The Gateway project’s regulatory ordeal continues before a joint review panel of the NEB and the Canadian Environmental Assessment Agency. The panel trekked out to communities across BC and Alberta in order to uphold the old right to be heard. About 3,000 members of environmentalist and aboriginal rights protection groups turned the Gateway case into a marathon of repetitive sermons deploring fossil fuels, disruptive industry and especially the Alberta oilsands. The tactics were summed up in a nickname, “mob the mike [hearing room microphone].” Similar tactics contributed to a years-long delay of Canada’s northern natural gas production and pipeline proposal, the now-dormant Mackenzie Gas Project.

NEB chairman Gaetan Caron stated the nub of the stricter new regime in a speech to the recent spring annual meeting of the Canadian Association of Members of Public Utility Tribunals. “A board hearing must not become a popularity contest,” said Caron. He drew a sharp line between regulatory responsibilities and wider political concerns such as fossil fuel use, carbon emissions, climate change, and contributions of pipelines to prolonging oil and natural gas development as opposed to more environmentally ideal alternatives. “NEB regulation is about specific projects, whereas public policy is typically about much broader objectives at the societal level.

“Since the NEB makes project-specific determinations, it naturally works in a different sphere than government policy. Given this role, the NEB does not involve itself in telling policymakers what policy to adopt.”

The Enbridge Line 9 case is a modest rehearsal for far larger Canadian development schemes. The current first outing for the new regulatory regime is a C$129-million pipeline reversal program, to replace westbound flows of oil imports with 300,000 eastbound b/d from Alberta and the northwestern U.S. on a 639-kilometer (396-mile) leg of the Enbridge system across Ontario and Quebec, for use by Montreal refineries and possibly for exports from tanker docks on the St. Lawrence Seaway.

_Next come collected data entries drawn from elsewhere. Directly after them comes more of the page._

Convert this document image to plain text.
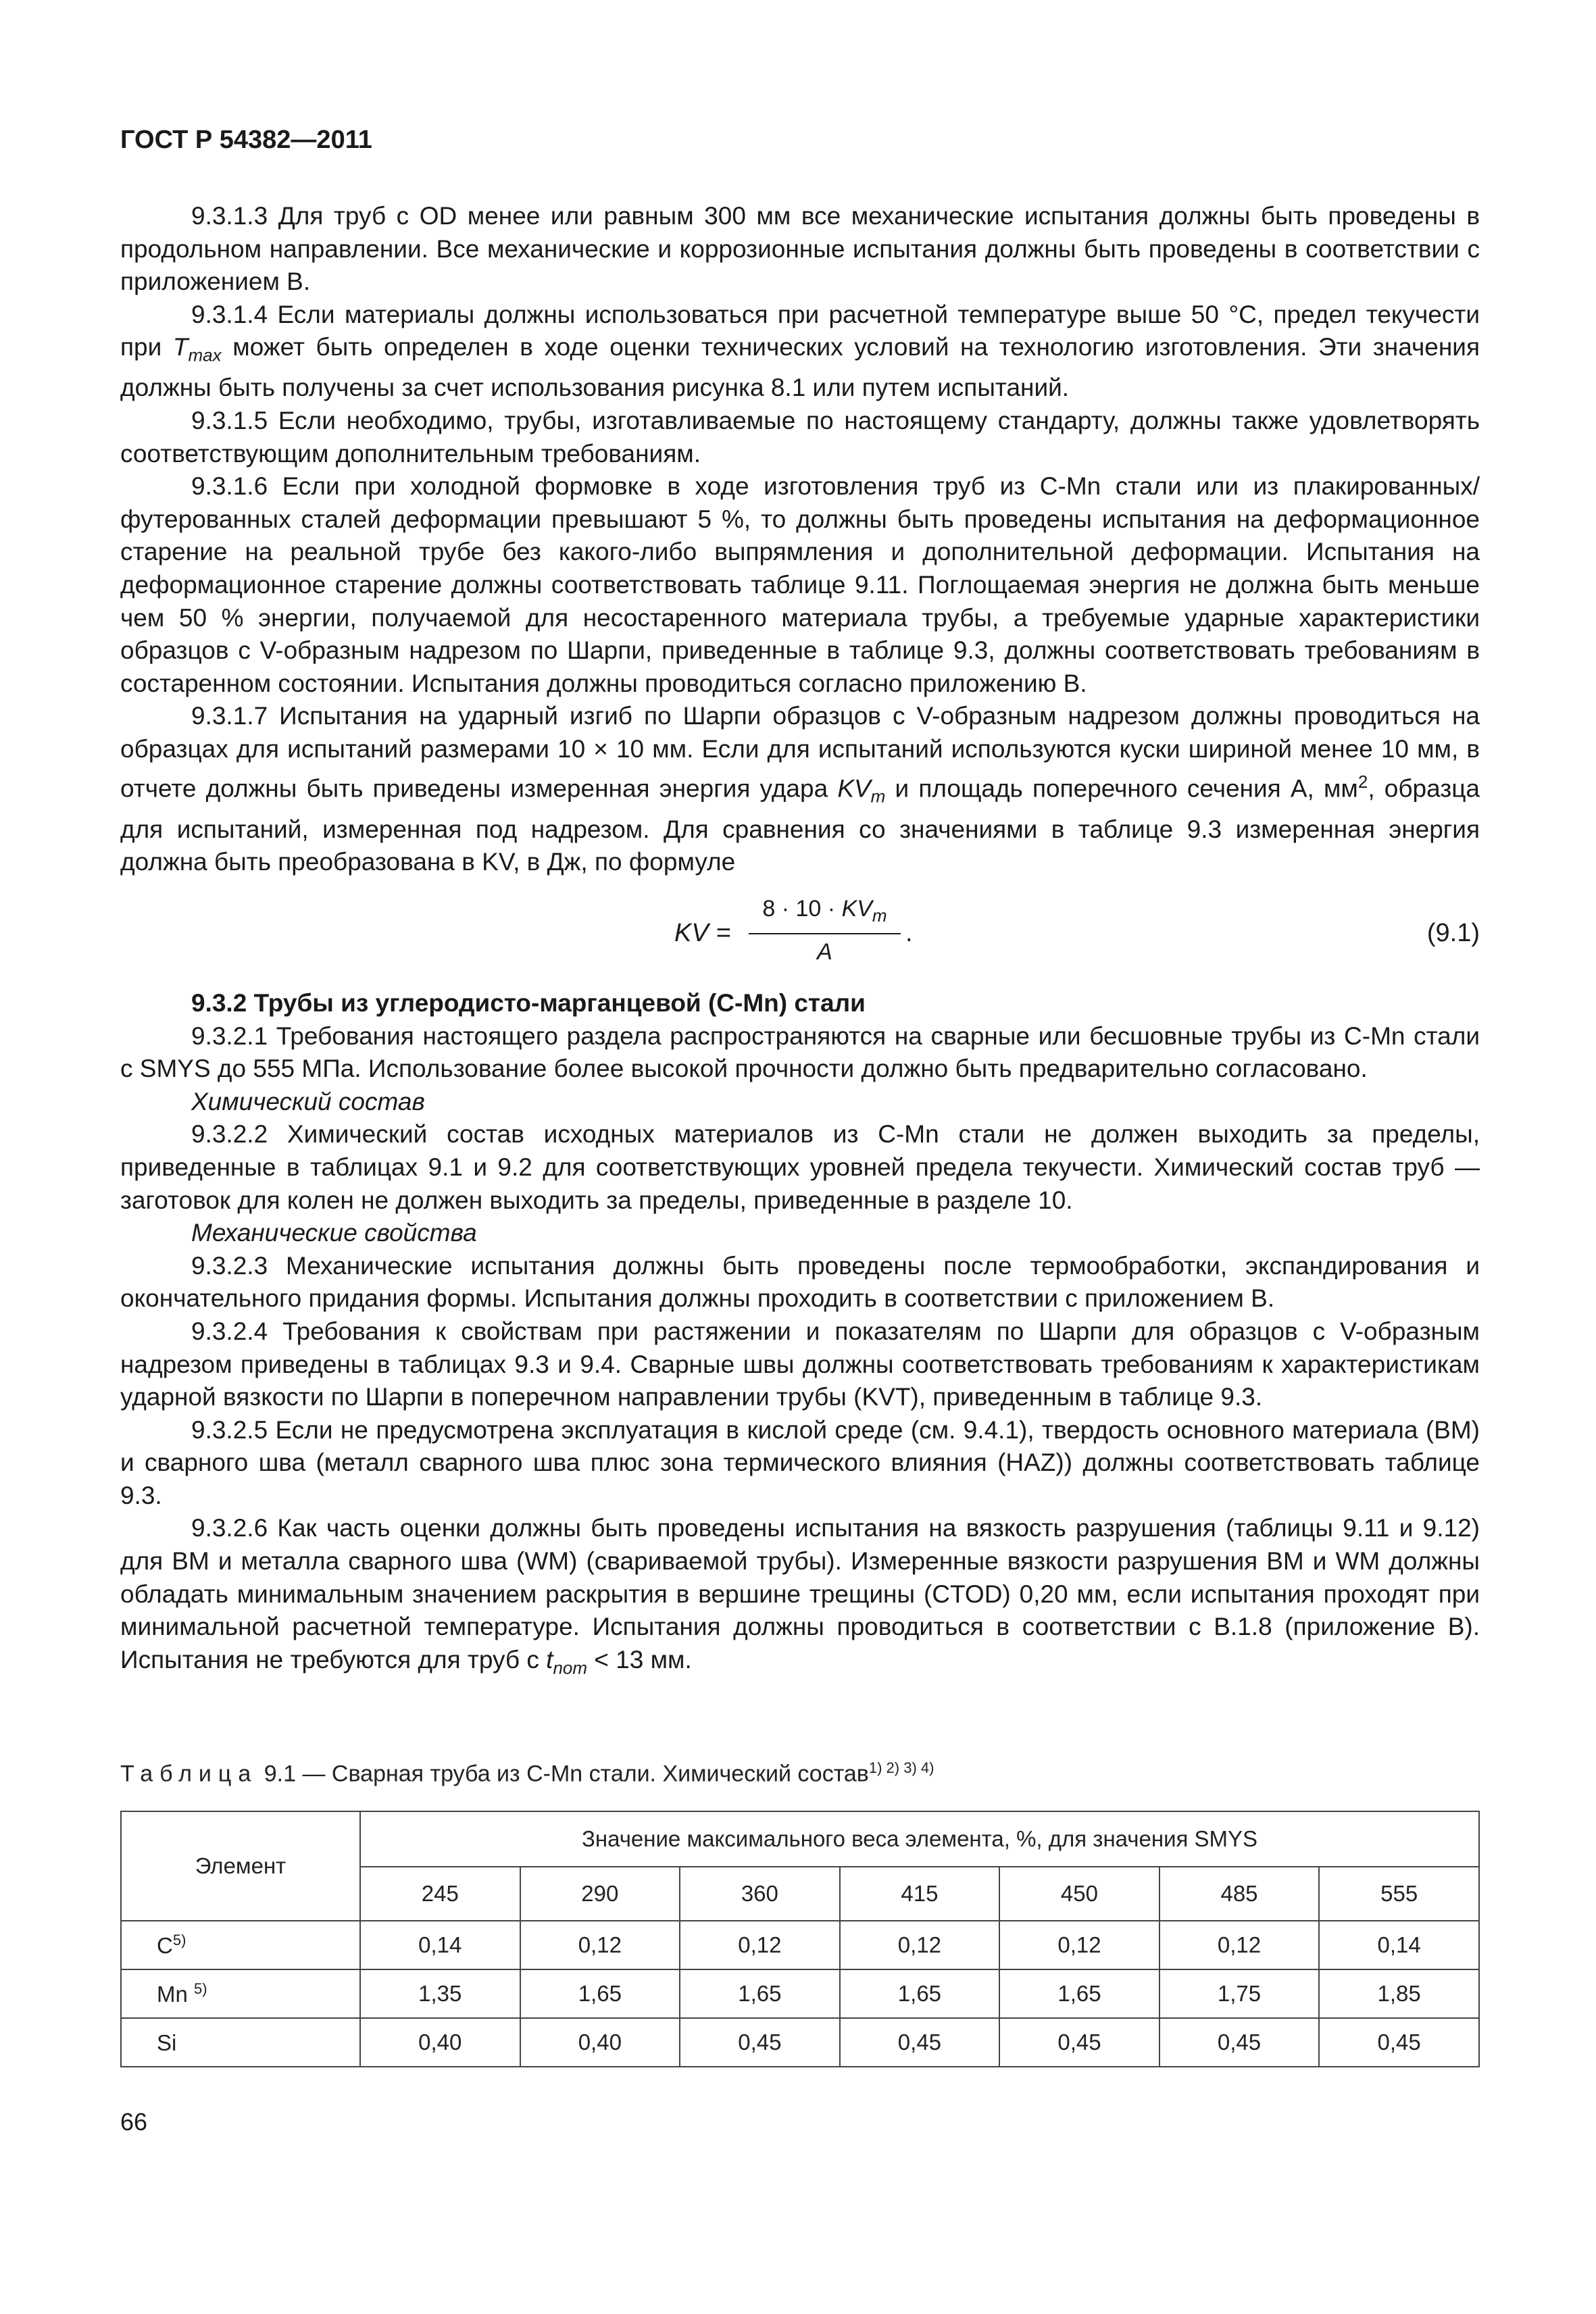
ГОСТ Р 54382—2011

9.3.1.3 Для труб с OD менее или равным 300 мм все механические испытания должны быть проведены в продольном направлении. Все механические и коррозионные испытания должны быть проведены в соответствии с приложением В.

9.3.1.4 Если материалы должны использоваться при расчетной температуре выше 50 °С, предел текучести при $T_{max}$ может быть определен в ходе оценки технических условий на технологию изготовления. Эти значения должны быть получены за счет использования рисунка 8.1 или путем испытаний.

9.3.1.5 Если необходимо, трубы, изготавливаемые по настоящему стандарту, должны также удовлетворять соответствующим дополнительным требованиям.

9.3.1.6 Если при холодной формовке в ходе изготовления труб из C-Mn стали или из плакированных/футерованных сталей деформации превышают 5 %, то должны быть проведены испытания на деформационное старение на реальной трубе без какого-либо выпрямления и дополнительной деформации. Испытания на деформационное старение должны соответствовать таблице 9.11. Поглощаемая энергия не должна быть меньше чем 50 % энергии, получаемой для несостаренного материала трубы, а требуемые ударные характеристики образцов с V-образным надрезом по Шарпи, приведенные в таблице 9.3, должны соответствовать требованиям в состаренном состоянии. Испытания должны проводиться согласно приложению В.

9.3.1.7 Испытания на ударный изгиб по Шарпи образцов с V-образным надрезом должны проводиться на образцах для испытаний размерами 10 × 10 мм. Если для испытаний используются куски шириной менее 10 мм, в отчете должны быть приведены измеренная энергия удара $KV_m$ и площадь поперечного сечения А, $мм^2$, образца для испытаний, измеренная под надрезом. Для сравнения со значениями в таблице 9.3 измеренная энергия должна быть преобразована в KV, в Дж, по формуле

KV =
$8 \cdot 10 \cdot KV_m$
A
.	(9.1)

9.3.2 Трубы из углеродисто-марганцевой (C-Mn) стали

9.3.2.1 Требования настоящего раздела распространяются на сварные или бесшовные трубы из C-Mn стали с SMYS до 555 МПа. Использование более высокой прочности должно быть предварительно согласовано.

Химический состав

9.3.2.2 Химический состав исходных материалов из C-Mn стали не должен выходить за пределы, приведенные в таблицах 9.1 и 9.2 для соответствующих уровней предела текучести. Химический состав труб — заготовок для колен не должен выходить за пределы, приведенные в разделе 10.

Механические свойства

9.3.2.3 Механические испытания должны быть проведены после термообработки, экспандирования и окончательного придания формы. Испытания должны проходить в соответствии с приложением В.

9.3.2.4 Требования к свойствам при растяжении и показателям по Шарпи для образцов с V-образным надрезом приведены в таблицах 9.3 и 9.4. Сварные швы должны соответствовать требованиям к характеристикам ударной вязкости по Шарпи в поперечном направлении трубы (KVT), приведенным в таблице 9.3.

9.3.2.5 Если не предусмотрена эксплуатация в кислой среде (см. 9.4.1), твердость основного материала (ВМ) и сварного шва (металл сварного шва плюс зона термического влияния (HAZ)) должны соответствовать таблице 9.3.

9.3.2.6 Как часть оценки должны быть проведены испытания на вязкость разрушения (таблицы 9.11 и 9.12) для ВМ и металла сварного шва (WM) (свариваемой трубы). Измеренные вязкости разрушения ВМ и WM должны обладать минимальным значением раскрытия в вершине трещины (CTOD) 0,20 мм, если испытания проходят при минимальной расчетной температуре. Испытания должны проводиться в соответствии с В.1.8 (приложение В). Испытания не требуются для труб с $t_{nom} < 13$ мм.

Таблица 9.1 — Сварная труба из C-Mn стали. Химический состав$^{1) 2) 3) 4)}$
Элемент	Значение максимального веса элемента, %, для значения SMYS						
	245	290	360	415	450	485	555
$C^{5)}$	0,14	0,12	0,12	0,12	0,12	0,12	0,14
Mn $^{5)}$	1,35	1,65	1,65	1,65	1,65	1,75	1,85
Si	0,40	0,40	0,45	0,45	0,45	0,45	0,45
66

Much bigger developments in the offing include a C$5.4 billion near-tripling of capacity to 890,000 b/d on Kinder Morgan Canada’s 60-year-old Trans Mountain Pipeline from Edmonton to a Vancouver tanker terminal, chiefly for overseas oilsands exports (see NGI, Oct. 31, 2011); TransCanada Corp.’s proposed Energy East Pipeline, a conversion to up to 850,000 b/d of oil service for parts of the natural gas Mainline between Alberta, Ontario, Quebec and export crossings into the United States (see NGI, April 29); and eight proposals for liquefied natural gas (LNG) tanker terminals on British Columbia’s (BC) Pacific coast, plus pipelines and plans to obtain supplies to drill and hydraulically fracture (frack) shale deposits in the interior (see NGI, April 15b).

Kinder Morgan kick-started the regulatory review of the Trans Mountain plan by filing a recent formal project description at the NEB. An open season auction of capacity bookings on Energy East is scheduled to wrap up June 15. The three most advanced LNG proposals have obtained sites and NEB gas export licenses, and the BC government has opened talks on terminal locations with the others.

The Conservative national and Alberta governments describe the big projects as parts of a grand design for making Canada into an “energy superpower.” All arouse environmental and aboriginal resistance. But the strength of the pro-development agenda showed in a BC provincial election May 14, when the Liberals won an enlarged majority on a platform that pledged government support for LNG and shale gas projects and accused the left-leaning New Democratic Party opposition of endangering livelihoods by opposing pipelines and calling for an environmental inquiry into fracking.